The above table reveals the error rates of each of the training sets. Training sets 3 and 4 (sample sizes n=69,44 respectively) outperformed the other two models. We will now build a graphical representation of our error rates for easier interprebility.

2.3.2 Graphical representation


In the following section, we build a graphical representation of the error terms shown in the above table. We find that while n=44 has the lowest MSE, n=69 might be the better training set as it has the lowest MAPE and very similar MSE to n=44.

par(mfrow=c(2,1), mar=c(3,4,3,1))

plot(seq(1,4, by=1), MSE, lwd=2,type="b", ylab="MSE", xlab="", cex=0.3,
     main="Error Curves", col = "blue", xaxt='n')
axis(1, at=seq(1,4,by=1),c("n=144", "n=106","n=69", "n=44"))

plot(seq(1,4, by=1), MAPE, lwd=2,type="b", ylab="MAPE", xlab="", cex=0.3,
     main="", col = "darkred", xaxt='n')
axis(1, at=seq(1,4,by=1),c("n=144", "n=106","n=69", "n=44"))

3 Conclusion


We have developed in the above report a model to forecast the rate of job seperation based on the JOLTS survey conducted by the Bureau of Labor Statistics (BLS).
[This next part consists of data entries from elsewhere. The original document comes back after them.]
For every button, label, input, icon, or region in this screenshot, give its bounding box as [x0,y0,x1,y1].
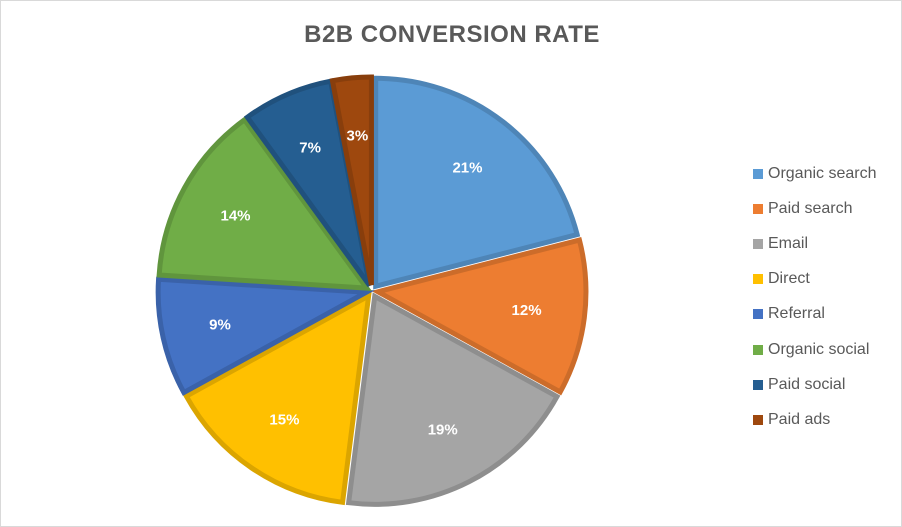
legend-swatch [753,414,763,425]
legend-item-direct: Direct [753,262,877,297]
legend-item-paid-social: Paid social [753,367,877,402]
legend-item-paid-ads: Paid ads [753,402,877,437]
legend-label: Referral [768,305,825,323]
pie-slice-organic-search [373,75,581,290]
slice-label-paid-ads: 3% [346,127,368,144]
chart-legend: Organic search Paid search Email Direct Refe… [753,156,877,438]
slice-label-email: 19% [428,421,458,438]
legend-swatch [753,344,763,355]
legend-label: Email [768,234,809,252]
legend-label: Paid social [768,375,846,393]
slice-label-paid-social: 7% [299,140,321,157]
pie-slice-organic-social [156,116,372,291]
legend-item-paid-search: Paid search [753,191,877,226]
pie-slices [155,74,589,507]
legend-item-organic-social: Organic social [753,332,877,367]
legend-label: Organic social [768,340,870,358]
legend-swatch [753,379,763,390]
pie-slice-labels: 21% 12% 19% 15% 9% 14% 7% 3% [209,127,541,438]
legend-item-email: Email [753,226,877,261]
legend-item-organic-search: Organic search [753,156,877,191]
pie-slice-direct [182,291,372,506]
slice-label-organic-social: 14% [220,207,250,224]
legend-item-referral: Referral [753,297,877,332]
slice-label-paid-search: 12% [512,302,542,319]
pie-slice-paid-ads [329,74,374,286]
chart-title: B2B CONVERSION RATE [304,21,600,48]
legend-swatch [753,274,763,285]
legend-swatch [753,203,763,214]
legend-label: Paid ads [768,410,831,428]
pie-slice-email [345,292,561,507]
pie-slice-referral [155,276,375,396]
pie-slice-paid-search [371,236,589,396]
slice-label-referral: 9% [209,316,231,333]
legend-label: Paid search [768,199,853,217]
legend-label: Organic search [768,164,877,182]
slice-label-direct: 15% [269,411,299,428]
legend-label: Direct [768,270,810,288]
legend-swatch [753,168,763,179]
legend-swatch [753,309,763,320]
legend-swatch [753,238,763,249]
slice-label-organic-search: 21% [452,159,482,176]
In particular, we developed a background of the job seperations rate, gained preliminary insight on the job seperations rate between the periods of Sep. 2010 and Mar. 2023, decomposed the trend of the job seperations rate using classical and STL decomposition methods, split the data into training and testing by holding out the last six observations (months), used four different sample sizes to train four models to forecast the test data, calculated the error rates of the four models, and developed a graphical representation of those error rates. Lastly, we found that, out of the four training sets, the training set with the sample size of n=69 is the best for forecasting future values of the job seperation rate.